Steve Bruce knows already about Ramsey, having seen him score the opener between the teams a month ago. But knowing about such a gifted player

is one thing, stopping him is another.

Hull City were Ramsey's starting point. In April 2007, four months after his 16th birthday, substitute Ramsey ran on in Bluebirds blue against Hull in a Championship match confirming Hull's narrow escape from relegation to the third division. Ray Parlour played for Hull that day. Dean Windass scored. Ramsey broke John Toshack's record as the youngest ever Cardiff player.

A year later Ramsey was the substitute again, this time in a match of rather greater distinction, the 2008 FA Cup final between Cardiff and Portsmouth. Hull and Wembley both feature on Ramsey’s CV. Something not on it, of course, is a winner’s medal. That is Arsenal’s collective failing, not Ramsey’s – he did not play in the 2011 League Cup final lost to Birmingham City. He was playing his last game on loan for Cardiff that weekend, at Hull.

But he and Arsenal have the opportunity to bring the trophy-less years to an end at Wembley today.

Ramsey, alongside Jack Wilshere, Alex Oxlade-Chamberlain, Kieran Gibbs, Carl Jenkinson and the injured Theo Walcott, have a young Anglo-Welsh core with experience and potential. What they need is silver fulfilment.

They are expected to beat Hull. And Ramsey said this week: "If we play the way we know we can, I'm sure we'll go on and win." It was understandable confidence from a justified favourite. Ramsey has had a difficult beginning to his Arsenal life but the 2013-14 version can prove he is the difference, not only while off the pitch.

Midfield duel: Meyler prepared for battle in Hull engine room
Aaron Ramsey is 23. David Meyler is 24. Ramsey has endured serious injury as has Meyler. This afternoon at Wembley they will collide in midfield and it will uplifting to see both and disappointing to witness one lose.

Like Ramsey, Meyler has had a stand-out season. Given that Meyler’s first knee injury was so bad – doctors were concerned about how he would walk, never mind run, shoot, twist and tackle – that today will be his 40th Hull City game of the season is fantastic.
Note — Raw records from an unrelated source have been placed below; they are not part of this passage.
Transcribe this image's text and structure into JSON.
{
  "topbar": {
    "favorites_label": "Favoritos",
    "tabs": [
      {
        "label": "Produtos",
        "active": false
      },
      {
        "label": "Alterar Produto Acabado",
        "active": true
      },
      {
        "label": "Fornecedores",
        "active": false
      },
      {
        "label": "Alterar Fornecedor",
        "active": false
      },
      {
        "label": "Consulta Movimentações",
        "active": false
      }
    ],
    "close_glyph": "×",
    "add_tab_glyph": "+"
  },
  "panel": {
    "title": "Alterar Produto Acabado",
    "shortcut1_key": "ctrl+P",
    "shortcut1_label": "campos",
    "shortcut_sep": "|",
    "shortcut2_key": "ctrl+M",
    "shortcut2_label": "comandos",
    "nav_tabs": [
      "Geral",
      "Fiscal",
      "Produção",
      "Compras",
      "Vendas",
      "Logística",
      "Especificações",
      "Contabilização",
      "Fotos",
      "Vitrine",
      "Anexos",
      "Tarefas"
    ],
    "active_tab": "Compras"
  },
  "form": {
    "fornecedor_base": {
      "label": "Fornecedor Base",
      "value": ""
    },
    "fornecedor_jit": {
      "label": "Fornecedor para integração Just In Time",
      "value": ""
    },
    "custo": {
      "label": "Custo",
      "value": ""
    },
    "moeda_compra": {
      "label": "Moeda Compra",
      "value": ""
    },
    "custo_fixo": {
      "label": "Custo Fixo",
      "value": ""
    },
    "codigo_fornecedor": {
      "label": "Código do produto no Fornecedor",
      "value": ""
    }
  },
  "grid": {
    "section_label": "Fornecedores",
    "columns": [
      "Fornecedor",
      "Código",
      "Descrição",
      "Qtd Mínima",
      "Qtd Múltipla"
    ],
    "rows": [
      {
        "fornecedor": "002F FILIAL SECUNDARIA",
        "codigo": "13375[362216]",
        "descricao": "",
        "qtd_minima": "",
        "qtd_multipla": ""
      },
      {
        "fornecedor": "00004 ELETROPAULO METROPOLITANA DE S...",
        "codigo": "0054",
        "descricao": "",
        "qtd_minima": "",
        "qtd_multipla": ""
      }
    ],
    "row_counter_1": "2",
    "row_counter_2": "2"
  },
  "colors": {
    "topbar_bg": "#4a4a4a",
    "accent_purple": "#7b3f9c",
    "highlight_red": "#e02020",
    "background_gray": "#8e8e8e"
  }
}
He got a taste of Wembley in the semi-final against Sheffield United, when Meyler scored Hull's fifth in that goal-squall. He then had to worry about the consequences of his stamp on Manchester United's Adnan Januzaj 11 days ago, which came not long after Meyler said he was restraining his natural aggression: "I was too eager. I come from a massive GAA background. I have learned and I don't tackle half as much as I used to. I have matured."

That was on top of that touchline forehead confrontation with Newcastle United manager Alan Pardew in March. It has been one eventful season.

Meyler will be expected to be eventful today, too, but he and all Hull players will have to control their motivation. As Meyler said, it stems from Arsenal’s status as favourites and their attitude. The Londoners have already planned an open-top bus parade and, unfortunately for them, everyone knows about it.

“Obviously they [Arsenal] haven’t won a trophy in nine years,” said Meyler. “And they’ve got their posters up in London about their parade next week. I’d rather be the underdog.”

Arsenal’s plan has the potential to backfire. There have been many remarks this season about parking the bus. If Arsenal lose, prepare for some about missing the bus.